In BC, training of workers exposed to the risk of contracting the hepatitis B virus (HBV) must include information about the HBV vaccination, including with regard to its efficacy, safety, method of administration, benefits, and that you will offer it to workers free of charge. In all jurisdictions, BBPs safety training should be refreshed, repeated, and reinforced as necessary and no less often than once a year.

Step 11: Implement Protocols for Reporting & Documenting BBPs Exposure Incidents

While prevention is the first line of defense, you also need to be prepared in case BBPs injuries and incidents do occur. Require workers who suffer or are involved in such incidents to notify their supervisor or another company official immediately. Several jurisdictions, including BC, NWT, NU, and SK, require employers to maintain an injury log for all BBPs exposure incidents that lists:

  • The date and time of the exposure incident;
  • The department or work area in which the exposure incident occurred;
  • The type and brand of the device involved in the exposure incident; and
  • An explanation of how the exposure incident occurred.
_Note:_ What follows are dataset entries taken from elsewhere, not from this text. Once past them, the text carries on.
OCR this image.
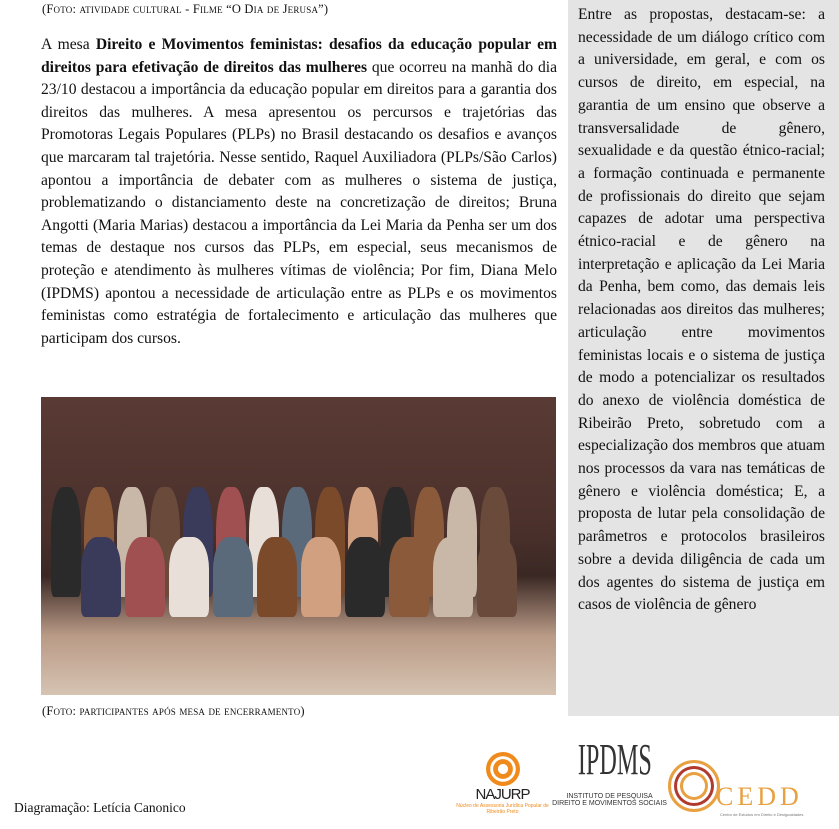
(Foto: atividade cultural - Filme “O Dia de Jerusa”)
A mesa Direito e Movimentos feministas: desafios da educação popular em direitos para efetivação de direitos das mulheres que ocorreu na manhã do dia 23/10 destacou a importância da educação popular em direitos para a garantia dos direitos das mulheres. A mesa apresentou os percursos e trajetórias das Promotoras Legais Populares (PLPs) no Brasil destacando os desafios e avanços que marcaram tal trajetória. Nesse sentido, Raquel Auxiliadora (PLPs/São Carlos) apontou a importância de debater com as mulheres o sistema de justiça, problematizando o distanciamento deste na concretização de direitos; Bruna Angotti (Maria Marias) destacou a importância da Lei Maria da Penha ser um dos temas de destaque nos cursos das PLPs, em especial, seus mecanismos de proteção e atendimento às mulheres vítimas de violência; Por fim, Diana Melo (IPDMS) apontou a necessidade de articulação entre as PLPs e os movimentos feministas como estratégia de fortalecimento e articulação das mulheres que participam dos cursos.
(Foto: participantes após mesa de encerramento)

Entre as propostas, destacam-se: a necessidade de um diálogo crítico com a universidade, em geral, e com os cursos de direito, em especial, na garantia de um ensino que observe a transversalidade de gênero, sexualidade e da questão étnico-racial; a formação continuada e permanente de profissionais do direito que sejam capazes de adotar uma perspectiva étnico-racial e de gênero na interpretação e aplicação da Lei Maria da Penha, bem como, das demais leis relacionadas aos direitos das mulheres; articulação entre movimentos feministas locais e o sistema de justiça de modo a potencializar os resultados do anexo de violência doméstica de Ribeirão Preto, sobretudo com a especialização dos membros que atuam nos processos da vara nas temáticas de gênero e violência doméstica; E, a proposta de lutar pela consolidação de parâmetros e protocolos brasileiros sobre a devida diligência de cada um dos agentes do sistema de justiça em casos de violência de gênero

Diagramação: Letícia Canonico
NAJURP
Núcleo de Assessoria Jurídica Popular de Ribeirão Preto
IPDMS
INSTITUTO DE PESQUISA
DIREITO E MOVIMENTOS SOCIAIS CEDD
Centro de Estudos em Direito e Desigualdades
In addition, you might have to report BBPs incidents involving injuries to your province’s workers’ comp board or OHS agency, depending on the incident reporting rules of your jurisdiction.

Step 12: Keep BBP Injury Logs Confidential

Be mindful that BBP injury logs and incident reports are subject to medical privacy laws to the extent they contain the names and other identifying information about the workers involved. Translation: You must keep the protected health information listed in these log forms and reports confidential and not disclose it to third parties except as permitted or required by law.

Step 13: Provide for Medical Examination of Workers Injured in Exposure Incidents

Under the OHS laws of most jurisdictions, OHS officials may, with the worker’s consent, require employers to provide and pay for a medical consultation to determine whether a worker involved in an exposure incident or otherwise exposed to BBPs has suffered an occupational illness as a result. If reasonably practicable, such exams should take place during the worker’s normal work hours and the employer must treat the time in taking and getting to and from the exam as work time without making any deductions to salary or wages.

Step 14: If Necessary, Offer Free Vaccinations to Workers Exposed to BBPs Hazards

In BC, employers must offer workers exposed to the risk of HBV free vaccination against the virus. That requirement may also be expanded to vaccinations against other pathogens named in the OHS regulations. In Alberta, employers must provide workers who are involved in actual BBP exposure incidents information about how they can get vaccinated as part of a broader confidential post-incident exposure valuation. You should keep written records documenting the worker’s consent to or decline of the offer to be vaccinated.